Namun, implementasi kebijakan ini tidak lepas dari kontroversi. Di Kabupaten Poso, Sulawesi Tengah, konflik agraria memanas di lahan eks HGU PT Sandabi Indah Lestari (SIL) seluas 7.740 hektar yang mencakup Desa Alitupu, Kalemago, Winowanga, Maholo, dan Watutau. Badan Bank Tanah mengklaim 6.648 hektar tanah ini sebagai aset mereka, yang menurut rilis resmi akan dimanfaatkan untuk pertanian dan perkebunan.
Kehadiran Bank Tanah: Berkah atau Bencana?
Masyarakat setempat melihat kehadiran Bank Tanah sebagai ancaman terhadap hak-hak mereka. Forum Masyarakat Lamba Bersatu memprotes penetapan patok dan plang larangan memanfaatkan lahan oleh masyarakat tanpa izin Bank Tanah. Mereka menuntut Bank Tanah untuk segera melakukan sosialisasi dan menghentikan segala aktivitas di lahan yang merupakan wilayah adat.
Menurut Isna Ragi, Kepala Divisi Penguatan Organisasi Solidaritas Perempuan Palu, "Bank Tanah mengabaikan hak-hak masyarakat dan perempuan yang telah lama mengolah tanah tersebut. Tanah ini adalah tanah adat yang digunakan untuk pengembalaan kerbau dan pertanian masyarakat sebelum adanya HGU."

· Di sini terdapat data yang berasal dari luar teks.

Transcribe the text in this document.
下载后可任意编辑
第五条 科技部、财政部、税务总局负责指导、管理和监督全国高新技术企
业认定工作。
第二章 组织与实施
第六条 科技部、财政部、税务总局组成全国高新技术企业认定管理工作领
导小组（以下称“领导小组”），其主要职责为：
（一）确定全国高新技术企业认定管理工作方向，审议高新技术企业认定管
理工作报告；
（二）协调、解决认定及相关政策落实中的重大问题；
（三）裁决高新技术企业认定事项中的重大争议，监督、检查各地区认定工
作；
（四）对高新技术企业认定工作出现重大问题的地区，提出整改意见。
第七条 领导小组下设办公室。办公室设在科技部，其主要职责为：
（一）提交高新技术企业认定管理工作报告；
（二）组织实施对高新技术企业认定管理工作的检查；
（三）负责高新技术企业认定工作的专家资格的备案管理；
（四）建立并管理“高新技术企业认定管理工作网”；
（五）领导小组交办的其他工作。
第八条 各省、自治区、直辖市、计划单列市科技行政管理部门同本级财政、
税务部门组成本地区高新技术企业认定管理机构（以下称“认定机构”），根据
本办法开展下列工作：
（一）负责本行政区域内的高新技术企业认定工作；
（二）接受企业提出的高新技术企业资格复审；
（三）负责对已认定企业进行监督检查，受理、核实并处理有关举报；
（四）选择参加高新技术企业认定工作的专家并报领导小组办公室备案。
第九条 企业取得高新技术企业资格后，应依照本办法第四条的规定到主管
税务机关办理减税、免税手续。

Suara Organisasi Masyarakat Sipil
Sejumlah organisasi masyarakat sipil menyatakan dukungannya terhadap perjuangan Masyarakat Adat Desa Watutau. Dari rilis yang diterima media ini pada Kamis, (1/08/2024), mereka mendesak Menteri ATR/BPN untuk mencabut status Hak Pengelolaan yang diberikan kepada Badan Bank Tanah serta mendistribusikan tanah kepada masyarakat setempat. Mereka juga meminta Komnas HAM dan Ombudsman untuk melakukan pengawasan dan menindaklanjuti dugaan pelanggaran hak asasi manusia terkait keberadaan Bank Tanah.
"Praktek perampasan lahan melalui Bank Tanah untuk kepentingan korporasi atas lahan yang telah dikuasai dan dikelola oleh Masyarakat Adat Desa Watutau secara turun-temurun hanya akan memperparah ketimpangan penguasaan lahan dan memperpanjang sejarah konflik agraria di era rezim Jokowi," ujar perwakilan dari Solidaritas Perempuan Palu.

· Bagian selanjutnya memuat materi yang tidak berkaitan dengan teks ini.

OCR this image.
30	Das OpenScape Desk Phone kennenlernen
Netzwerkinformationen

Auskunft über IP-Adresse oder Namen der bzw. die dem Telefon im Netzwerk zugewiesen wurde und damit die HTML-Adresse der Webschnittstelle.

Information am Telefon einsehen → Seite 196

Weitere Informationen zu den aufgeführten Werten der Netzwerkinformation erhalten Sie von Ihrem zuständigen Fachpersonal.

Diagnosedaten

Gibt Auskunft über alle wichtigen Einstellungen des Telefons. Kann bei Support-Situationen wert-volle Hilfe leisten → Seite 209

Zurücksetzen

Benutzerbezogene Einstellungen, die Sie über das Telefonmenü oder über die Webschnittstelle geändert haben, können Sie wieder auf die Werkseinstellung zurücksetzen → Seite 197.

Kehidupan Masyarakat Terancam
Menurut Walhi Sulteng, perjuangan masyarakat Desa Watutau dalam mempertahankan tanah adat mereka bukan hanya saat ini. Sejak tahun 2005, mereka telah melancarkan protes dan penolakan terhadap HGU PT Hasfarm yang dianggap merampas wilayah adat. Kini, dengan hadirnya Bank Tanah yang memasang plang larangan, masyarakat kembali berjuang mempertahankan tanah yang telah mereka olah untuk memenuhi kebutuhan hidup sehari-hari.

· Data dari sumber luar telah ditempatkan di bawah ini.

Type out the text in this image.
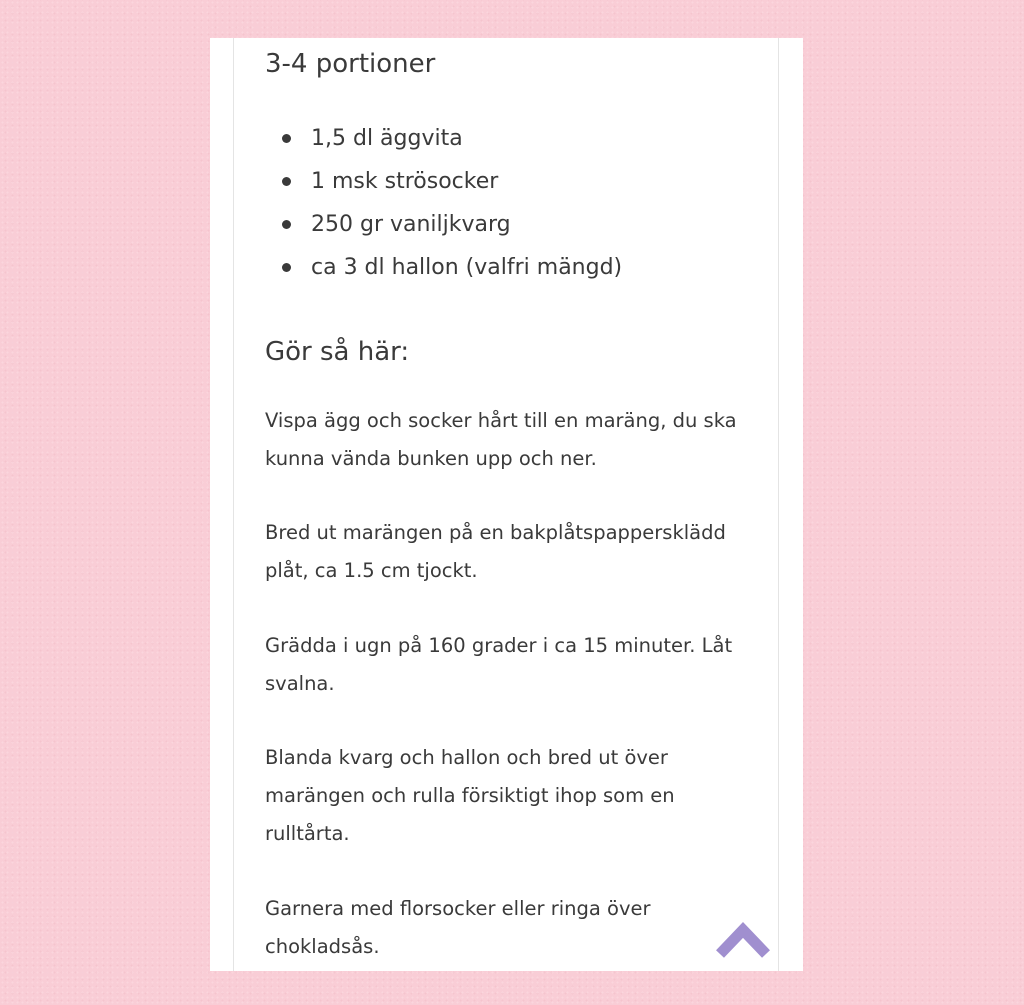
3-4 portioner
1,5 dl äggvita
1 msk strösocker
250 gr vaniljkvarg
ca 3 dl hallon (valfri mängd)
Gör så här:

Vispa ägg och socker hårt till en maräng, du ska kunna vända bunken upp och ner.

Bred ut marängen på en bakplåtspappersklädd plåt, ca 1.5 cm tjockt.

Grädda i ugn på 160 grader i ca 15 minuter. Låt svalna.

Blanda kvarg och hallon och bred ut över marängen och rulla försiktigt ihop som en rulltårta.

Garnera med florsocker eller ringa över chokladsås.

"Bank Tanah bukan hanya mematok lahan eks HGU PT SIL, tapi juga lahan persawahan produktif, lahan perkebunan coklat dan kopi, serta pekarangan rumah masyarakat," tambah perwakilan Walhi Sulteng.
Menuju Keadilan Agraria
Situasi ini memperlihatkan bagaimana negara merampas ruang hidup dan sumber-sumber penghidupan masyarakat yang masih jauh dari keadilan agraria. Seharusnya, pengadaan tanah bagi pembangunan untuk kepentingan umum harus menciptakan keadilan dan memberikan kepastian hukum atas hak-hak kepemilikan tanah masyarakat, terutama perempuan. Kepentingan individu harus mendapatkan perlindungan, bahkan jika kepentingan umum harus didahulukan.
Penutup
Kebijakan Badan Bank Tanah yang bertujuan meningkatkan investasi dan pembangunan nasional harus diimbangi dengan pendekatan yang lebih adil dan berimbang. Konflik agraria seperti yang terjadi di Poso ini memperlihatkan perlunya pemerintah untuk lebih memperhatikan hak-hak masyarakat adat agar pembangunan dapat memberikan manfaat bagi semua pihak tanpa mengorbankan hak-hak mereka.